7. Roberts, S., M. Dzuricky, and A. Chilkoti, Elastin-like polypeptides as models of intrinsically disordered proteins. FEBS Lett, 2015. 589(19 Pt A): p. 2477-86.
8. Ju, Y., et al., Intralacrimal Sustained Delivery of Rapamycin Shows Therapeutic Effects without Systemic Toxicity in a Mouse Model of Autoimmune Dacryoadenitis Characteristic of Sjögren's Syndrome. Biomacromolecules, 2021. 22(3): p. 1102-1114.

Acknowledgements: This work was made possible by University of Southern California (USC), the G.S.H. Professorship, National Institutes of Health R01 GM114839 to JAM, R01EY026635 to JAM, R01-CA027607 to ASL, P30 CA014089 to the USC Norris Comprehensive Cancer Center (USC NCCC), and P30 EY029220 to the USC Ophthalmology Center Core Grant for Vision Research. A Programmatic Pilot grant from the USC NCCC Translational and Clinical Sciences Program funded part of this work. Thank you to Alan Epstein and Cancer Therapeutics Laboratories, Inc. for providing anti-ELP AK-1 antibodies.

Figure 1. GRP78-targeting FKPB-ELP fusions for treatment groups employed in the study (GRP78-targeted L-5FV, Untargeted 5FV, Free Rapa).

Figure 2. Rapa binds to FKBP-ELPs with and without the GRP78 targeting L-peptide. Rapa binding slightly raises the phase transition temperature of 5FV and L-5FV fusions. A) Optical-density was used to measure Tt for purified 5FV, L-5FV, 5FV-Rapa, and L-5FV-Rapa formulations (15-80 ºC) at a wavelength of 350 nm over a range of concentrations (25, 12.5, 6.25, and 3.13 µM) in PBS. The maximum first derivative was defined as Tt. As shown, Tt was log-linear with the concentration. B) SPR quantified the affinity of 5FV and L-5FV to Rapa over a range of concentrations (625, 312.5, 125, and 75 nM) below Tt. Rapa bound to 5FV and L-5FV with less than 1 nM equilibrium binding constant.

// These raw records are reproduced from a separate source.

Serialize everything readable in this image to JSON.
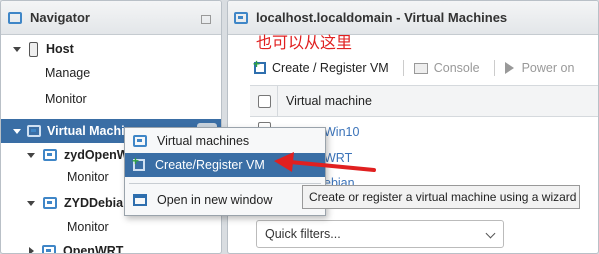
{
  "navigator": {
    "title": "Navigator",
    "host_label": "Host",
    "manage_label": "Manage",
    "monitor_label": "Monitor",
    "vms_label": "Virtual Machines",
    "vm1_label": "zydOpenW",
    "vm1_monitor": "Monitor",
    "vm2_label": "ZYDDebia",
    "vm2_monitor": "Monitor",
    "vm3_label": "OpenWRT"
  },
  "main": {
    "title": "localhost.localdomain - Virtual Machines",
    "annotation_text": "也可以从这里",
    "toolbar": {
      "create_label": "Create / Register VM",
      "console_label": "Console",
      "poweron_label": "Power on"
    },
    "grid": {
      "column_header": "Virtual machine",
      "row1": "Win10",
      "row2": "WRT",
      "row3": "ebian"
    },
    "quick_filters_placeholder": "Quick filters..."
  },
  "context_menu": {
    "header": "Virtual machines",
    "create": "Create/Register VM",
    "open_window": "Open in new window"
  },
  "tooltip": "Create or register a virtual machine using a wizard",
  "colors": {
    "accent": "#3a6ea5",
    "annotation": "#e02020",
    "link": "#3b73b9"
  }
}
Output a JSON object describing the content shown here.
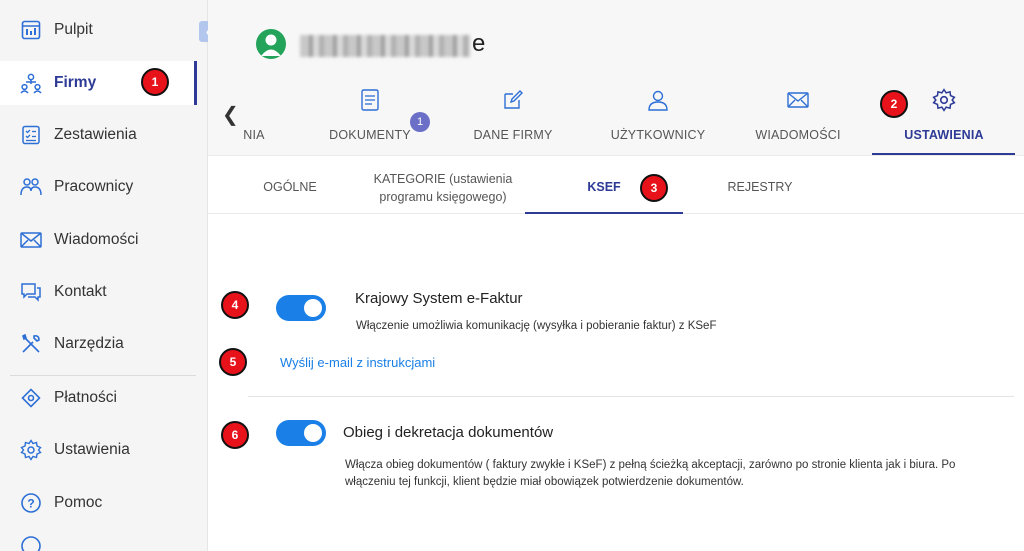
{
  "sidebar": {
    "items": [
      {
        "label": "Pulpit",
        "icon": "dashboard-icon"
      },
      {
        "label": "Firmy",
        "icon": "companies-icon",
        "active": true
      },
      {
        "label": "Zestawienia",
        "icon": "checklist-icon"
      },
      {
        "label": "Pracownicy",
        "icon": "employees-icon"
      },
      {
        "label": "Wiadomości",
        "icon": "envelope-icon"
      },
      {
        "label": "Kontakt",
        "icon": "chat-icon"
      },
      {
        "label": "Narzędzia",
        "icon": "tools-icon"
      },
      {
        "label": "Płatności",
        "icon": "payment-icon"
      },
      {
        "label": "Ustawienia",
        "icon": "gear-icon"
      },
      {
        "label": "Pomoc",
        "icon": "help-icon"
      }
    ]
  },
  "header": {
    "company_name_tail": "e"
  },
  "main_tabs": [
    {
      "label": "NIA"
    },
    {
      "label": "DOKUMENTY",
      "badge": "1"
    },
    {
      "label": "DANE FIRMY"
    },
    {
      "label": "UŻYTKOWNICY"
    },
    {
      "label": "WIADOMOŚCI"
    },
    {
      "label": "USTAWIENIA",
      "active": true
    }
  ],
  "sub_tabs": [
    {
      "label": "OGÓLNE"
    },
    {
      "label_line1": "KATEGORIE (ustawienia",
      "label_line2": "programu księgowego)"
    },
    {
      "label": "KSEF",
      "active": true
    },
    {
      "label": "REJESTRY"
    }
  ],
  "settings": {
    "ksef": {
      "title": "Krajowy System e-Faktur",
      "description": "Włączenie umożliwia komunikację (wysyłka i pobieranie faktur) z KSeF",
      "enabled": true,
      "link": "Wyślij e-mail z instrukcjami"
    },
    "workflow": {
      "title": "Obieg i dekretacja dokumentów",
      "description_line1": "Włącza obieg dokumentów ( faktury zwykłe i KSeF) z pełną ścieżką akceptacji, zarówno po stronie klienta jak i biura. Po",
      "description_line2": "włączeniu tej funkcji, klient będzie miał obowiązek potwierdzenie dokumentów.",
      "enabled": true
    }
  },
  "markers": [
    "1",
    "2",
    "3",
    "4",
    "5",
    "6"
  ],
  "colors": {
    "accent": "#2d3a96",
    "toggle_on": "#1a7fe6",
    "marker": "#e8121b",
    "avatar": "#23a45a"
  }
}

Figure 3. L-5FV/Rapa undergoes more dose-dependent cell association and inhibition of P-rpS6 than 5FV. Rapa inhibits cancer proliferation through inhibition of mTORC-1 in BT474 cells. Compared to 5FV, i) Western blotting against ELP using an anti-ELP antibody and ii) confocal microscopy of 3D spheroids stained using an anti-ELP antibody revealed more L-5FV cellular association at 10 to 1000 nM concentrations. L-5FV/Rapa had significant cellular internalization at the spheroid surface as well as the interior compared to 5FV/Rapa. iii) Demonstrating their relative delivery of Rapa, BT474 cells were incubated with 100, 10, 1, and 0.1 nM Rapa bound to 5FV, L-5FV or free Rapa. P-rpS6 signal by WB was normalized to GAPDH, which revealed the most potent suppression mTORC-1 for GRP-78 targeted L-5FV (**P = 0.001 AND *P = 0.04), relative to 5FV-Rapa AND free Rapa groups, respectively.